Isn’t Judas following the course of least resistance which is carrying along all of the apostles in their various betrayals and denials? Judas’ gain at the expense of Jesus (30 pieces of silver) is different from Peter’s salvaging his life through denial, only by degree. Even prior to his denial, Peter’s taking of Malchus’ ear is a suicidal act (suicide by Temple Police). The general abandonment and hiding of the group describes a situation in which, given an uninterrupted course of events, would have driven all of the disciples to a Judas/Peter like desperation.
The difference the teaching of Jesus makes is that at some point – perhaps with Jesus washing the disciples’ feet, the high priestly prayer, the resurrection appearances and final discourse – Jesus message of agape love comes to constitute the alternative to murder/suicide. At least this is the portrayal of John – Peter will be cleansed of his denial in the final scene of the Gospel by coming to understand and embrace Jesus’ notion of self-sacrificial love. This is not simply an addition to salvation or a goal of salvation – agape is salvation. It is precisely salvation in the face of the murderous and suicidal orientation infecting everyone around Christ, including the apostles.
While it may be (in Greek literature and the Septuagint) that there is no clear semantic distinction between agape (αγαπάω) and phileo (φιλέω), this simply adds to Jesus’ distinctive point in John 13-17. Jesus is developing a distinctive notion of love that exceeds contemporary notions and an Old Testament understanding.
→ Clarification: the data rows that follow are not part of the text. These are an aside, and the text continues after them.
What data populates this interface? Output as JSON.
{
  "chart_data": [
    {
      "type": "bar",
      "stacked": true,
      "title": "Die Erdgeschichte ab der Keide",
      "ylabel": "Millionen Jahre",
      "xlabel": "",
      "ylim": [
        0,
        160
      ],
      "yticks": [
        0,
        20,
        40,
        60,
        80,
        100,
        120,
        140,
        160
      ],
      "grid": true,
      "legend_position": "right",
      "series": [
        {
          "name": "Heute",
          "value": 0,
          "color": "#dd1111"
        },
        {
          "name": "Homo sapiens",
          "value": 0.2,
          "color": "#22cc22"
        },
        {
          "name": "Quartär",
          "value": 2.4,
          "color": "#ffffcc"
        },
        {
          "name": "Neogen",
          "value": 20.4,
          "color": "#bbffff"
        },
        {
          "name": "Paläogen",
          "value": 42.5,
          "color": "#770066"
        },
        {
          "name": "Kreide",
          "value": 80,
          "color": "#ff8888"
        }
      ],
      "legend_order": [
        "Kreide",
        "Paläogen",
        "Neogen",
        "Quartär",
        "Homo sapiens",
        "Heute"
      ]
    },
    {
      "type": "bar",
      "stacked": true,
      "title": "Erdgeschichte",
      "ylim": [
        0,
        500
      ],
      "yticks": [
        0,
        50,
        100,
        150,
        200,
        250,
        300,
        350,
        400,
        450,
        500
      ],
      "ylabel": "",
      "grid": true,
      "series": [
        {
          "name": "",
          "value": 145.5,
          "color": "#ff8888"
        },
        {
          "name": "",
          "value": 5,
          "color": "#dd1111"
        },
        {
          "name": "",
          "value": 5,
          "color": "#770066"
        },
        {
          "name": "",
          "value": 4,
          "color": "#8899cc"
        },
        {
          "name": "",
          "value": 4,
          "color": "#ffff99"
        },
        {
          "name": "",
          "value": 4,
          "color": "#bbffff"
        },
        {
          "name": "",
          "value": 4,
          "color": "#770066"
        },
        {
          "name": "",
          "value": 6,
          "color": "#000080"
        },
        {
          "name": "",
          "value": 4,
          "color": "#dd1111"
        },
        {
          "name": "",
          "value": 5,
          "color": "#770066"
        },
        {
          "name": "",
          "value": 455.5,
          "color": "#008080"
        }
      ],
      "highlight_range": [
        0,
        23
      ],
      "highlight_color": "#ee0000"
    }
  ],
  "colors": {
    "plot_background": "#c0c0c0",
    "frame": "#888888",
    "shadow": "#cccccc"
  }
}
The initial agape command (a “New Command”) is addressed to all the disciples but Jesus’ primary point, that agape lays down its life, emerges only in conjunction with Peter’s multiple misunderstandings. Four scenes make it clear that agape lays down its life in sacrificial service (as in the foot washing) and does not resist death (as in the denial prediction) nor does it sacrifice the other (as with Peter’s cutting off Malchus’ ear). Jesus’ command to “love one another” (αγαπάτε αλλήλους), specifically, “as I loved” (καθώς ήγάπησα; 13:34; 15:12), and to do so by laying down one’s life (13:37-38; 15:13) builds upon his initial discussion of αγάπη and self-sacrificial discipleship in conjunction with the foot washing (in 13:31-38). The consummation of this discussion, around a charcoal fire, undoes denial and the cowardice, failure of friendship, fear of death, and murderous and suicidal violence denial entails. Whether or not the play of the vocabulary is significant, the point that disciples are only made and sustained through sacrificial love is clearly significant. This is what John must mean when he pictures salvation as belief in Jesus: “that believing you may have life in His name” (Jn 20:31).
The new commandment of agape love is life giving, in Jesus’ picture, as it eradicates alienation and isolation. Keep this commandment and “you will abide in My love; just as I have kept My Father’s commandments and abide in His love” (Jn 15:10). Jesus’ agape intervenes where the lost father, broken family, and obscene authority, have aggravated alienation. Salvation is being adopted into a new family, it is being joined in a marriage like relationship, it is finding brothers and sisters. In its most simple and explicit form, salvation is to have found enduring friendship: “This is My commandment, that you love one another, just as I have loved you. Greater love has no one than this, that one lay down his life for his friends. You are My friends if you do what I command you” (Jn 15:12–14). Here is the Word that intervenes and controverts the silent orientation to self-destruction.
 Jesus asks two times if Peter has agape love for him, and each time Peter replies that he has phileo love for him. Jesus then switches to phileo love for his third question.